Forty-five of the 123 patients included had PA/A ≥1 during AE. Compared to the PA/A <1, these patients were younger, had lower % vital capacity (VC) and % forced vital capacity (FVC), required more long-term oxygen therapy and other treatment, and had lower PaO2/FiO2 (P/F) ratios.
PA/A during AE increased compared with that during stable periods (p<0.001). Moreover, PA/A ≥1 significantly correlated with 90-day mortality both before and after adjustment for age, the P/F ratio at admission, long-term oxygen therapy usage and the type of background f-ILD (p=0.018 and 0.025).

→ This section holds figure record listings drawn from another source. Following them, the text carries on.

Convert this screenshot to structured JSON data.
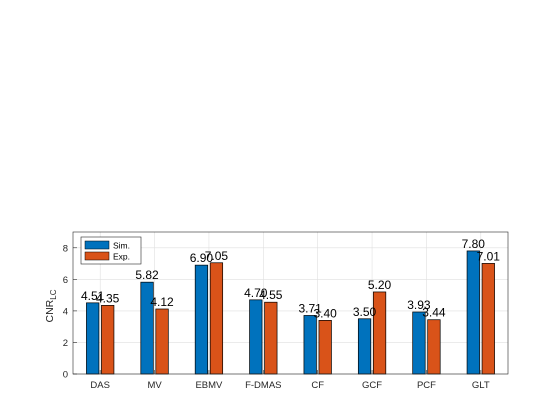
{
  "chart_data": {
    "type": "bar",
    "categories": [
      "DAS",
      "MV",
      "EBMV",
      "F-DMAS",
      "CF",
      "GCF",
      "PCF",
      "GLT"
    ],
    "series": [
      {
        "name": "Sim.",
        "color": "#0072BD",
        "values": [
          4.51,
          5.82,
          6.9,
          4.7,
          3.71,
          3.5,
          3.93,
          7.8
        ]
      },
      {
        "name": "Exp.",
        "color": "#D95319",
        "values": [
          4.35,
          4.12,
          7.05,
          4.55,
          3.4,
          5.2,
          3.44,
          7.01
        ]
      }
    ],
    "data_labels": [
      [
        "4.51",
        "5.82",
        "6.90",
        "4.70",
        "3.71",
        "3.50",
        "3.93",
        "7.80"
      ],
      [
        "4.35",
        "4.12",
        "7.05",
        "4.55",
        "3.40",
        "5.20",
        "3.44",
        "7.01"
      ]
    ],
    "title": "",
    "xlabel": "",
    "ylabel": "CNR",
    "ylabel_subscript": "LC",
    "ylim": [
      0,
      9
    ],
    "yticks": [
      0,
      2,
      4,
      6,
      8
    ],
    "ytick_labels": [
      "0",
      "2",
      "4",
      "6",
      "8"
    ],
    "grid": true,
    "legend_position": "top-left"
  }
}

This study included patients with a diagnosis of AE of f-ILD and with a computed tomography (CT) scan performed during stable period to confirm background fibrosis, as well as a CT scan at admission. CT during and prior (when available) to AE were used to measure the pulmonary arterial diameter, ascending aortic diameter and PA/A so as to assess the changes. Demographic data, comorbidities and clinical outcome (90-day mortality) were analysed.
“In f‐ILD, PA/A ≥1 during the stable stage is associated with worse outcomes,” the investigators noted, “[but] the effect of AE on the PA/A is unknown.”